The U.S. Senate moved Tuesday to consider legislation that would fundamentally reshape the U.S. Postal Service as the struggling agency nears the end of a self-imposed moratorium on closing post offices and processing facilities.
Senators voted 74 to 22 to proceed to debate on the bill, with less than a month left until postal officials say they plan to begin closing hundreds of post offices and processing facilities. Congress requested that USPS wait to close facilities until mid-May so that lawmakers could pass legislation to help USPS save about $22.5 billion by 2016 by curtailing delivery services, closing facilities and offering buyouts to hundreds of thousands of workers.
The bill set for debate is co-sponsored by Sens. Joseph I. Lieberman (I-Conn.), Susan Collins (R-Maine), Tom Carper (D-Del.) and Scott Brown (R-Mass.) and would delay the Postal Service’s move to a five-day delivery schedule for at least two more years while requiring the agency to downsize, rather than close, most of the processing facilities it wants to close.
It also would permit USPS to deliver mail to curbside, sidewalk or centralized mailboxes instead of to front doors or mail slots, allow the service to ship beer, wine and spirits and to explore other sources of revenue. The Postal Service would have to continue overnight delivery of first-class mail, but limit it in some cases to shorter geographic distances.
Six-day delivery service would be scrapped only after the Government Accountability Office conducts a thorough study and determines that the Postal Service has no other way of cutting a considerable amount of operation costs.
Addressing one of the most controversial aspects of postal reform, the bill would require USPS to work with communities before shuttering post offices to determine what type of postal retail service best meets local needs — perhaps a traditional post office, or placing postal workers at a kiosk within a large nearby supermarket.
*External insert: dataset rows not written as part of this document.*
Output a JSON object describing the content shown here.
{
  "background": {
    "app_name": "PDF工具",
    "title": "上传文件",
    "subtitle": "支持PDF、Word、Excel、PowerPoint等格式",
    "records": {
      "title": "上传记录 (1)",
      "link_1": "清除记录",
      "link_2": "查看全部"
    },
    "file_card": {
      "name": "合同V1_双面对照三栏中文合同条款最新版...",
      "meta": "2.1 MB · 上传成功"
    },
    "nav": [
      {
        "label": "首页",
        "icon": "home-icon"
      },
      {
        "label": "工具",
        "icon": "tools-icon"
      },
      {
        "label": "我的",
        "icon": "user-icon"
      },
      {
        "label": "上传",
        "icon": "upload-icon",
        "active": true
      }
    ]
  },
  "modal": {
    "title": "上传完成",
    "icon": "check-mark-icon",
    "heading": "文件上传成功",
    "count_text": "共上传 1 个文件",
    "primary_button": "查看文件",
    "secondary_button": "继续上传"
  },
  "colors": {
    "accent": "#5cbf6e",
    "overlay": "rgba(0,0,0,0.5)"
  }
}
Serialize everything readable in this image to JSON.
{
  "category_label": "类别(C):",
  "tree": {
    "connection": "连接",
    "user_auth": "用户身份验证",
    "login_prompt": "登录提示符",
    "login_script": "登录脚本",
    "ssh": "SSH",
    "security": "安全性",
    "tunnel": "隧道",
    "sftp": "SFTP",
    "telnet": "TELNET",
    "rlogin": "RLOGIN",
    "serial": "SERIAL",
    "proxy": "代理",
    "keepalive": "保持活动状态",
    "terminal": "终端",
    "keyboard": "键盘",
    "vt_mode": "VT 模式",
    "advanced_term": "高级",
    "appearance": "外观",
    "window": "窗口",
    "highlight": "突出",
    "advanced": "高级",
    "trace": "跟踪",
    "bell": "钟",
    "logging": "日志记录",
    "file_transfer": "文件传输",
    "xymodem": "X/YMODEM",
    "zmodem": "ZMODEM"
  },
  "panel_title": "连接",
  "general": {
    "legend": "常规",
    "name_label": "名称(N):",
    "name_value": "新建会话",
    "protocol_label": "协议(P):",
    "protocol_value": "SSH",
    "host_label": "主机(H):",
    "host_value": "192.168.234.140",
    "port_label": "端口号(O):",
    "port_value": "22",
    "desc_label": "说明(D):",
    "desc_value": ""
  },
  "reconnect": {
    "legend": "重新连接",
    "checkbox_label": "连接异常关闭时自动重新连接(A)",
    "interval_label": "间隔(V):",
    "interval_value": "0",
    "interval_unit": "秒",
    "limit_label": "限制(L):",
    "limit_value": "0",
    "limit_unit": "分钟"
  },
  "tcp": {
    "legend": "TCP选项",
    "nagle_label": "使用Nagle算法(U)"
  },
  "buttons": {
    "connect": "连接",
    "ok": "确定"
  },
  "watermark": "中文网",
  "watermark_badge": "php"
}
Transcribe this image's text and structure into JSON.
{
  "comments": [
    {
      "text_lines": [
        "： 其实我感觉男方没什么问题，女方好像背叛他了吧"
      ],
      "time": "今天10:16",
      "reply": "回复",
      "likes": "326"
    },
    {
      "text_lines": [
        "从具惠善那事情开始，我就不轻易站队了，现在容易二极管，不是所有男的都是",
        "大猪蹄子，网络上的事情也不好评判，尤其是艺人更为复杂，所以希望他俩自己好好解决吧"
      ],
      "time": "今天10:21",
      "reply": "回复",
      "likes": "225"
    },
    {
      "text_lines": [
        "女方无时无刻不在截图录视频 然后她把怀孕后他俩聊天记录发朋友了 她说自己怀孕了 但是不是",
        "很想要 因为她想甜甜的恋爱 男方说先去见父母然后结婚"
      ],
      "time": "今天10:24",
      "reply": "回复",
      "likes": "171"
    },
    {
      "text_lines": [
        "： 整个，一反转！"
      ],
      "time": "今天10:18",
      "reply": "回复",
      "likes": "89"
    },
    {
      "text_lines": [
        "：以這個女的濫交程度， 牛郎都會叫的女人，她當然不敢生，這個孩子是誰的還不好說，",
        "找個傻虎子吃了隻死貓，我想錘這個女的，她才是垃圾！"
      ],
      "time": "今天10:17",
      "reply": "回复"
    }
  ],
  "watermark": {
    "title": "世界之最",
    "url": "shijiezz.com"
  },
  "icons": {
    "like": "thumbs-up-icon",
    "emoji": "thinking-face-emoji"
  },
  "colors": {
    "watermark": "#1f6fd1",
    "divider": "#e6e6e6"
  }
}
The bill also permits affected areas to appeal a decision to close a post office to the Postal Regulatory Commission.
Lieberman called the bill “a reasonable and balanced approach to the Postal Service’s deep financial problems,” adding later that “We believe this approach offers the best hope for stabilizing the Postal Service and putting it on solid footing long-term, without dramatic and perhaps self-defeating cutbacks in service.”
But a GAO report released last week said delays in ending Saturday mail deliveries “could make it difficult” for USPS to save $22.5 billion by 2016 as planned. But the Senate proposal also would provide money for USPS to offer buyouts to as many as 100,000 eligible workers — a plan that would help USPS meet cost-cutting goals, GAO said.
As the debate begins, a business group representing some of the Postal Service’s largest customers warned Tuesday that lawmakers should avoid raising first-class postage rates beyond the current 45 cents. Any dramatic rate hike “would have a dramatic impact on business mailers, and would ultimately hurt the U.S. Postal Service,” said Jim Morrell, a spokesman for the Coalition for a 21st Century Postal Service, which represents retailers, magazine publishers and other bulk mailers.
A competing House Republican proposal not yet introduced for a full vote includes plans for a panel similar to the Defense Base Closure and Realignment Commission to address the issue of closing post offices and processing facilities. The bill’s GOP sponsors think the panel would help remove political and labor concerns from the closing process.
Senate Democratic aides expect postal reform to dominate the week’s deliberations and that the Senate will move next to a vote on reauthorizing the Violence Against Women Act.